Mix negative emotions and romantic love, and you can get some PRETTY BAD and SCARY scripts. Remember, we’re not talking about sex here. We’re talking about addiction and motivation to get reward in the same car with ANGER, FEAR, GRIEF.
“We didn’t predict such a striking lateralization,” Brown reported. “It is well known that speech is largely a left-sided cortical function. But our data indicate that lateralization also occurs in lower parts of the brain. Moreover, different kinds of rewards (in this case, the “rush” of romantic love, compared with the pleasing experience of looking at a pretty or handsome face) is also lateralized. These results give us a lot to think about how the normal human brain learns and remembers and functions in general,” Brown added.
What’s more powerful, romantic love or sex?
Does Love’s Physiology Change Over Time?
Another breakthrough, Brown noted, was that “we found several brain areas where the strength of neural activity changed with the length of the romance. Everyone knows that relationships are dynamic over time, but we are beginning to track what happens in the brain as a love relationship matures.”
“Humans have evolved three distinct but interrelated brain systems for mating and reproduction — the sex drive, romantic love, and attachment to a long term partner,” Fisher said, “and our results suggest how feelings of romantic love might change into feelings of attachment. Our results support what people have always assumed — that romantic love is one of the most powerful of all human experiences. It is definitely more powerful than the sex drive.”
What is the Stronger Driver, Love or Sex?
For instance, Fisher point out, “If someone rejects your sexual overtures, you don’t harm yourself or the other person. But rejected men and women in societies around the world sometimes kill themselves or someone else. In fact, studies indicate that some 40% of people who are rejected in love slip into clinical depression. Our study may also suggest some of the underlying physiology of stalking behavior,” she added.
Fisher noted that their study, which took barely an hour for each participant but many years for the researchers to process and interpret the data, also found a “fascinating continuity between human romantic love and the physiological expressions of attraction in other animals. Other scientists,” she said, “have reported that expressions of attraction in a female prairie vole are associated with a 50% increase in dopamine activity in a brain region related to regions where we found activity.

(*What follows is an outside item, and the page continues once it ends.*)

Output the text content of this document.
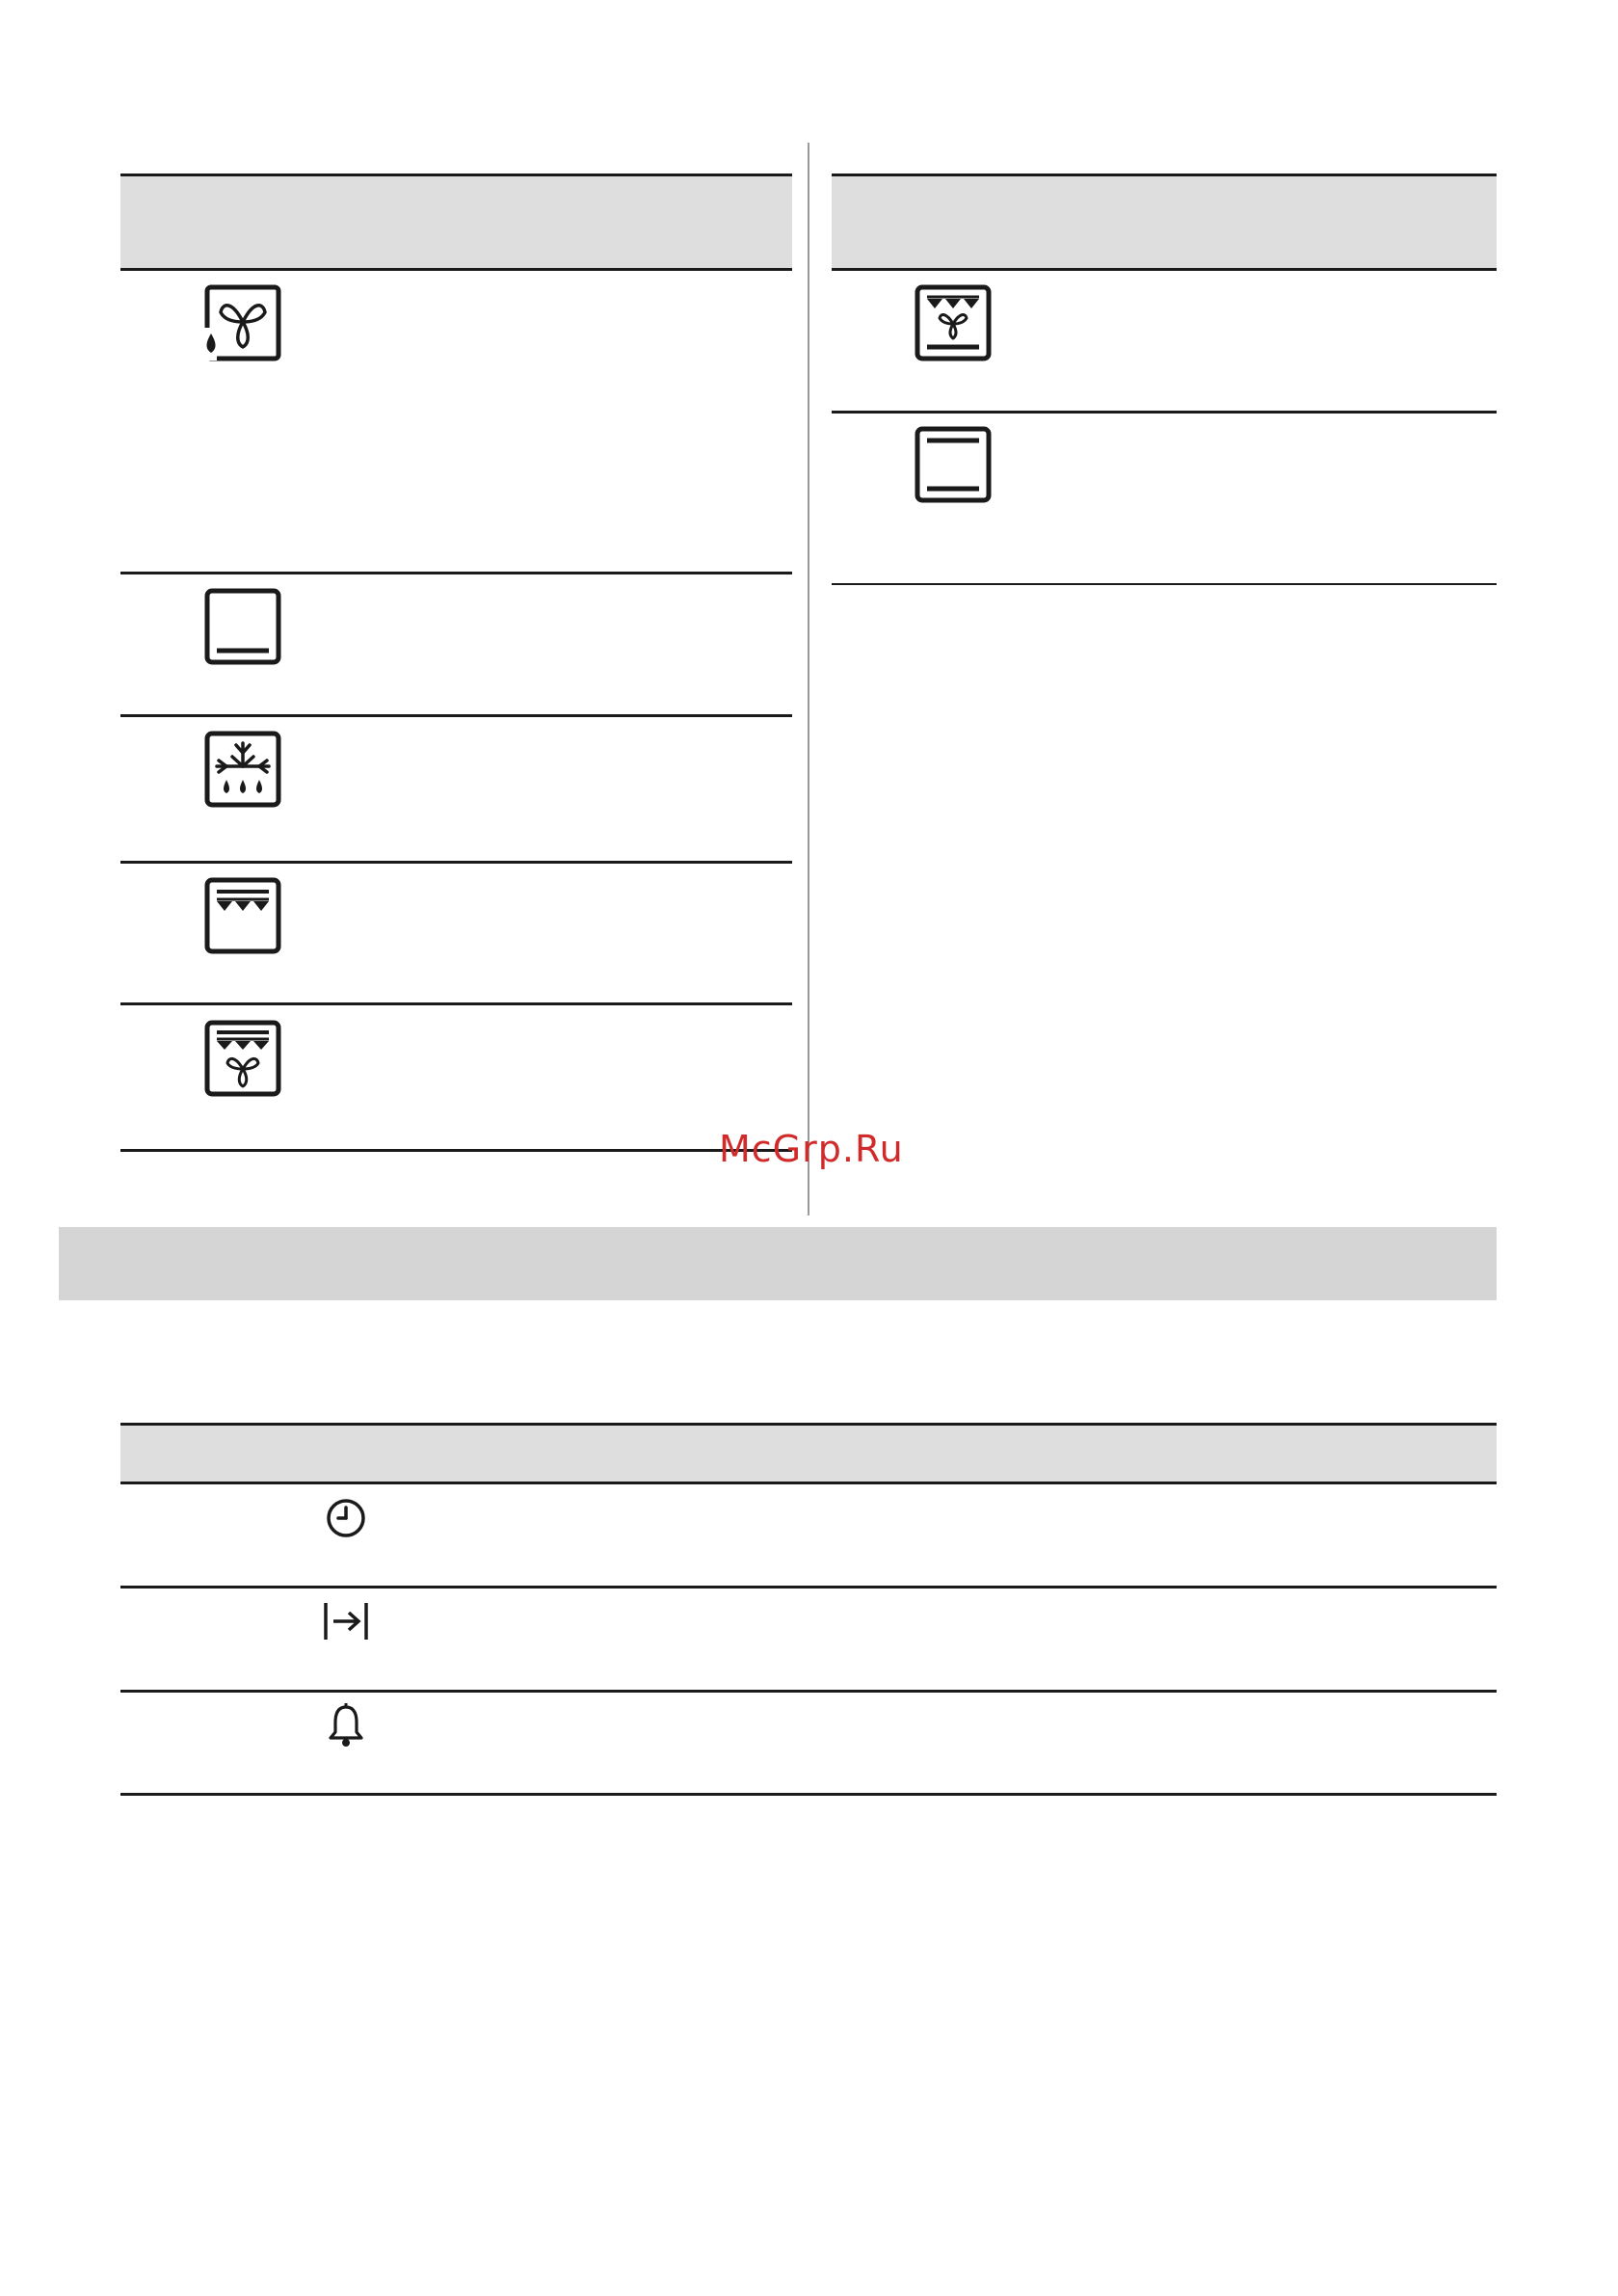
McGrp.Ru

These and other data indicate that all mammals may feel attraction to specific partners, and that some of the same brain systems are involved.”
Study explains second half of Darwin’s puzzle, sexual selection & ‘eyes of the beholder’
“Darwin and many of his intellectual descendants have studied the myriad physiological ornaments that one sex of a species have evolved to attract members of the opposite sex, like the peacock’s fancy tail feathers that attract the peahen,” Fisher noted. She added, “This brain system probably evolved for an important reason — to drive our forebears to focus their courtship energy on specific individuals, thereby conserving precious mating time and energy. Perhaps,” she hypothesized, “even love-at-first-sight is a basic mammalian response that developed in other animals and our ancestors inherited in order to speed up the mating process.”
Einstein’s Brown concluded, “Our results suggest that romantic love does not use a functionally specialized brain system. It may be produced, instead, by a constellation of neural systems that converge onto widespread regions of the caudate where there is a flexible combinatorial map representing and integrating many motivating stimuli.
“This passion may be an excellent example of how a complex human behavioral state is processed. Moreover, taken together, our results and those of Andreas Bartels and Semir Zeki, who studied men and women in longer love relationships, show similar cortical, VTA and caudate activation patterns, suggesting that these regions are consistently and critically involved in this aspect of human reproduction and social behavior, romantic love.”